Cameron: I want power until 2020
David Cameron wants to remain in Downing Street until at least 2020, he has confirmed.
The prime minister quashed suggestions he could step down halfway through the next parliament with an unusual comment on his future as leader of the Conservative party during a new year newspaper interview.
When asked if he wanted to remain in his job until 2020, he told the Sunday Telegraph newspaper: "Yes – look, I want to fight the next election, win the next election and serve – that is what I want to do.
"I often say to Conservatives, stop complaining about the things we haven't done, look at the things we have done and are doing. This is an enormous reform agenda and that's enough to keep us all busy, so that’s how it stands."
Cameron had always made clear he would seek an overall Conservative majority at the 2015 general election after spending five years in power with the Liberal Democrats.
But speculation had been growing he could resign halfway through the next parliament in order to give his successor time to bed in to win power in 2020.
Now the prime minister has moved to reject that approach, opening up the possibility of him remaining in power beyond 2020. He was elected leader of his party in 2005, meaning if he continues until 2020 he is now just over halfway through his time in the job.

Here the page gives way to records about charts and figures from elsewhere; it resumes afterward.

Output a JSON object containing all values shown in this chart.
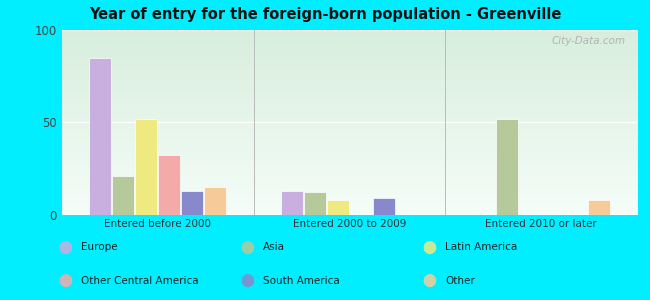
{
  "title": "Year of entry for the foreign-born population - Greenville",
  "categories": [
    "Entered before 2000",
    "Entered 2000 to 2009",
    "Entered 2010 or later"
  ],
  "series_order": [
    "Europe",
    "Asia",
    "Latin America",
    "Other Central America",
    "South America",
    "Other"
  ],
  "series": {
    "Europe": [
      85,
      13,
      0
    ],
    "Asia": [
      21,
      12,
      52
    ],
    "Latin America": [
      52,
      8,
      0
    ],
    "Other Central America": [
      32,
      0,
      0
    ],
    "South America": [
      13,
      9,
      0
    ],
    "Other": [
      15,
      0,
      8
    ]
  },
  "colors": {
    "Europe": "#c9aee0",
    "Asia": "#b5c99a",
    "Latin America": "#eeea80",
    "Other Central America": "#f5aaaa",
    "South America": "#8888cc",
    "Other": "#f5cc99"
  },
  "ylim": [
    0,
    100
  ],
  "yticks": [
    0,
    50,
    100
  ],
  "bg_outer": "#00eeff",
  "bg_plot": "#e8f5ee",
  "watermark": "City-Data.com",
  "bar_width": 0.12,
  "legend_layout": [
    [
      "Europe",
      "Asia",
      "Latin America"
    ],
    [
      "Other Central America",
      "South America",
      "Other"
    ]
  ]
}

It would also mean he equals Tony Blair's decade in power and comes close to Margaret Thatcher's 11 years in Downing Street.
Bookmakers William Hill offered the prime minister odds of just 7/1 that he would be able to continue in power for another seven years.
Cameron's comments come on the eve of the coalition's midterm review, which will list the Tory-Lib Dem tie-up's achievements to date and outline a revived programme of government for its remaining two years and four months in power.
"What you're going to see tomorrow is a coalition government with a full tank of gas," he told BBC1's The Andrew Marr Show.
"Far from running out with ideas we've got a packed agenda."
Among the reforms the coalition is likely to attempt to achieve is a change to the way the care system is funded – an issue that has failed to produce cross-party consensus in recent years.
Ministers are set to introduce a cap to what the Tory leader called the "catastrophic costs" elderly people face when forced into care. This will open up a large insurance market, he explained, pledging: "We want to take action to deal with those costs."
Remaining in power through the next parliament would allow Cameron to oversee some sort of referendum on Britain's ongoing membership of Europe.
He will make a much-anticipated setting out the details of his approach in the next two weeks.